The details leading up to this include the servant swearing an oath to Abraham which ends with the servant putting his hand “under Abraham’s thigh” which means “touched his junk” which is the way oaths were sworn. According to the Oxford Bible Commentary, this would be the equivalent of swearing one’s life. I just hope that biblical literalists don’t want to bring this tradition back.

This is the longest chapter in Genesis and is also the influence for the start of a new series of Saturday Sermons about “biblical marriage”. I won’t talk much about it here except to comment that the Bible will never be accused of being a romance novel.

Chapter 25

Abraham marries [takes] another wife and has six more boys and probably an untold number of girls which, naturally, is not talked about. He gave everything he had to Isaac and gave the other kids gifts and sent them to the east away from Isaac.

Abraham dies at the age of one hundred seventy-five and Isaac and Ishmael buried him in the cave that he bought at the beginning of this post. God blessed Isaac and then we get a genealogy of Ishmael, because those are thrilling to read.

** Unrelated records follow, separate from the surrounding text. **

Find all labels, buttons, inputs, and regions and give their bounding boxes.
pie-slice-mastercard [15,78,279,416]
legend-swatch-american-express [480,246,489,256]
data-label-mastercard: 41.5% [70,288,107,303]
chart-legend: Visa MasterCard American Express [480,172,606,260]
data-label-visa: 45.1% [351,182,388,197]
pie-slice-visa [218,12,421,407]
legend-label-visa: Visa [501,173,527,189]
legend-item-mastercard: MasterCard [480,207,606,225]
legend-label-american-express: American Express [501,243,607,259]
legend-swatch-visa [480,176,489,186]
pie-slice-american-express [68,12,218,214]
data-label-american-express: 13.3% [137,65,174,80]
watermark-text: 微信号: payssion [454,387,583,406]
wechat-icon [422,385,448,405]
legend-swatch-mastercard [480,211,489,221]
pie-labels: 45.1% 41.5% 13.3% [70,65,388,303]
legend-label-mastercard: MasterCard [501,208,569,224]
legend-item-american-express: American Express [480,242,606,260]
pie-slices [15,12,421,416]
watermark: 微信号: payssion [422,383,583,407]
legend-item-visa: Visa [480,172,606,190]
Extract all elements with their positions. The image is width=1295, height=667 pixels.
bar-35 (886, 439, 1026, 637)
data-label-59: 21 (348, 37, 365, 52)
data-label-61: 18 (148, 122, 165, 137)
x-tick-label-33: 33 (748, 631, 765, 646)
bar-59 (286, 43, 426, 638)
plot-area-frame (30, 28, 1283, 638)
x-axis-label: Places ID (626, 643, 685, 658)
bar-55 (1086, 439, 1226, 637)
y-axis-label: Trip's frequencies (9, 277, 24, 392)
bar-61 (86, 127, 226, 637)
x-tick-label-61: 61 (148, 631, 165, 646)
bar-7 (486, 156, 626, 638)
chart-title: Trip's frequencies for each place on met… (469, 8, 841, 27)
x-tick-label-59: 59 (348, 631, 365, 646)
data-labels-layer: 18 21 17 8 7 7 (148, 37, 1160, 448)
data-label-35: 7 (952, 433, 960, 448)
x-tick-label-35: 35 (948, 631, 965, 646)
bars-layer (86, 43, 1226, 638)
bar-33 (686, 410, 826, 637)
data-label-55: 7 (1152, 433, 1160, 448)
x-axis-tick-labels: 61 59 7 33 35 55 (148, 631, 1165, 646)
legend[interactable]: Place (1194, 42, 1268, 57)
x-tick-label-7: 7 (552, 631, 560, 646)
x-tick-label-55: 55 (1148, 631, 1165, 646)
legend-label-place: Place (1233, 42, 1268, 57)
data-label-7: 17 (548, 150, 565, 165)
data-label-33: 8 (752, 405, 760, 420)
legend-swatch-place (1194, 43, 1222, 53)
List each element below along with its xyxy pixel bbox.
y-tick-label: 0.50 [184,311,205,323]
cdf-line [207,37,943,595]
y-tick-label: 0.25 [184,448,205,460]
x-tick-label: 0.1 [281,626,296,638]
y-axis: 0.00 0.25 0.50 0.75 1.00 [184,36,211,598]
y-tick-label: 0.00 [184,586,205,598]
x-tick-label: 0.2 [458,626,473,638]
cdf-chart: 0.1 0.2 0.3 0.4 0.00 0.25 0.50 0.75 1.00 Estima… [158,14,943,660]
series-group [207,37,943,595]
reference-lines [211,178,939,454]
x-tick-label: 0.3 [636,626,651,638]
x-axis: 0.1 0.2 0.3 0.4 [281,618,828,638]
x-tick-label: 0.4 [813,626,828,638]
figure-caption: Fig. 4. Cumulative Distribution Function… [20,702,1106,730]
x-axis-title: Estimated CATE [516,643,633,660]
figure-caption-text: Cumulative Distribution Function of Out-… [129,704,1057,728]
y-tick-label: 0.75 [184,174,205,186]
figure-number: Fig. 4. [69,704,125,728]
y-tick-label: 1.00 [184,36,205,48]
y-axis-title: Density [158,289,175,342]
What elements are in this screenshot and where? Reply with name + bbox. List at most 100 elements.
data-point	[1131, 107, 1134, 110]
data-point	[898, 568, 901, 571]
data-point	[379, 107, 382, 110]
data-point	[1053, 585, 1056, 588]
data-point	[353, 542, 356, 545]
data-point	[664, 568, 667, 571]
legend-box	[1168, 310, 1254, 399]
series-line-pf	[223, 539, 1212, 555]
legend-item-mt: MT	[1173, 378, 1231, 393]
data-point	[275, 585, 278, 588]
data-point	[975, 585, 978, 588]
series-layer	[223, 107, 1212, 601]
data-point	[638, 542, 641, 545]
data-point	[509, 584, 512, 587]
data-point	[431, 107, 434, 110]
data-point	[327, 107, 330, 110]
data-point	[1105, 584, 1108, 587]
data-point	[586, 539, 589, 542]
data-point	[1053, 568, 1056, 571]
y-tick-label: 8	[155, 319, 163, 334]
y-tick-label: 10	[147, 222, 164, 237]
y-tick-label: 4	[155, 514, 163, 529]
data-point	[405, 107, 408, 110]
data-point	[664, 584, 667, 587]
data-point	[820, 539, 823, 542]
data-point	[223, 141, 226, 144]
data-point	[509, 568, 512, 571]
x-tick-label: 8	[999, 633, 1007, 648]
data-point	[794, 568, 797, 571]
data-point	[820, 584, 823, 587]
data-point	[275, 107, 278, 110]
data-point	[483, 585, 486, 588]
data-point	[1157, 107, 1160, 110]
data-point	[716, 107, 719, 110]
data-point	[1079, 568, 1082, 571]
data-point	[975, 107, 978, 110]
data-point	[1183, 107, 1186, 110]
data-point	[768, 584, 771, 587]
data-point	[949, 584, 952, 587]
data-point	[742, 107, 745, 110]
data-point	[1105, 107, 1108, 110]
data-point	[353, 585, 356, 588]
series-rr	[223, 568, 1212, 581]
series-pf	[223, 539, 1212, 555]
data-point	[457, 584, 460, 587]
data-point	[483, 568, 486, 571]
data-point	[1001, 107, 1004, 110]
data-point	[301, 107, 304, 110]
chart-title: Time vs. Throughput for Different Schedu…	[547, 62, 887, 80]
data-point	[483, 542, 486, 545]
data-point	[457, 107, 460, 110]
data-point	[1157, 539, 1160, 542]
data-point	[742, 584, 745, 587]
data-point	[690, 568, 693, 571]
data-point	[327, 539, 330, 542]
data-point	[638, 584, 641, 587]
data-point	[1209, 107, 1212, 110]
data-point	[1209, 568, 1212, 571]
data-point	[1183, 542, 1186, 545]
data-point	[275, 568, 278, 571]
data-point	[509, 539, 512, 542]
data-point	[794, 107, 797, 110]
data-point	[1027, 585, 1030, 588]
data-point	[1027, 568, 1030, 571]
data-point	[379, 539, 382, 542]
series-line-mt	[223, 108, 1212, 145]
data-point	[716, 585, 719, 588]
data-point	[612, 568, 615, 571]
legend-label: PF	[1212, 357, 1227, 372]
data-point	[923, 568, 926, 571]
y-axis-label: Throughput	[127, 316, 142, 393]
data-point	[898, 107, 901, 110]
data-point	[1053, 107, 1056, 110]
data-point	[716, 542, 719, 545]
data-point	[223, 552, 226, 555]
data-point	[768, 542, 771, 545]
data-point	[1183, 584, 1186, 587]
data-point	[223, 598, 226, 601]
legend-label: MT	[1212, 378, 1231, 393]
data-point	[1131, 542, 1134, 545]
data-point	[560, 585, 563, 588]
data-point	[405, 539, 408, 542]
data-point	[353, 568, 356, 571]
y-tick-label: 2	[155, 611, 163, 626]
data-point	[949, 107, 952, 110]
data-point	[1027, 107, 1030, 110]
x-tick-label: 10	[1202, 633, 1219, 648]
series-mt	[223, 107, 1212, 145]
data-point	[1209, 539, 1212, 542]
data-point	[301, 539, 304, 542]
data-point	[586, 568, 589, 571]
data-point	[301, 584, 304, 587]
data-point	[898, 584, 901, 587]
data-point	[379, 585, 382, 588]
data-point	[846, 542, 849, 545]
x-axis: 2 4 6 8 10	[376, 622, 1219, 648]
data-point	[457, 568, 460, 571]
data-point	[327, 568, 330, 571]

Apparently, God can’t point in the general direction of a woman who isn’t barren and requires divine intervention. Anyway, Rebekah gets pregnant with twins and is told that she has two nations in her womb (that can’t be pleasant) and that the older one will serve the younger. Esau was born first and came out all hairy while Jacob followed on his heel (he was gripping Esau’s heel when he was born). Esau, who Isaac loved, was a hunter while Jacob, who Rebekah loved, was the quiet type. I really hope that the parents loved the other boy as well, because that would be poor parenting.

So one day, Esau was out hunting and came home to find Jacob cooking and sold his birthright for a bowl of stew in one of the most anticlimactic scenes so far:

Esau: I’m hungry, give me some stew.

Jacob: Sell me your birthright.

Esau: I’m really hungry…okay.

…and scene. We are now halfway through the book of Genesis.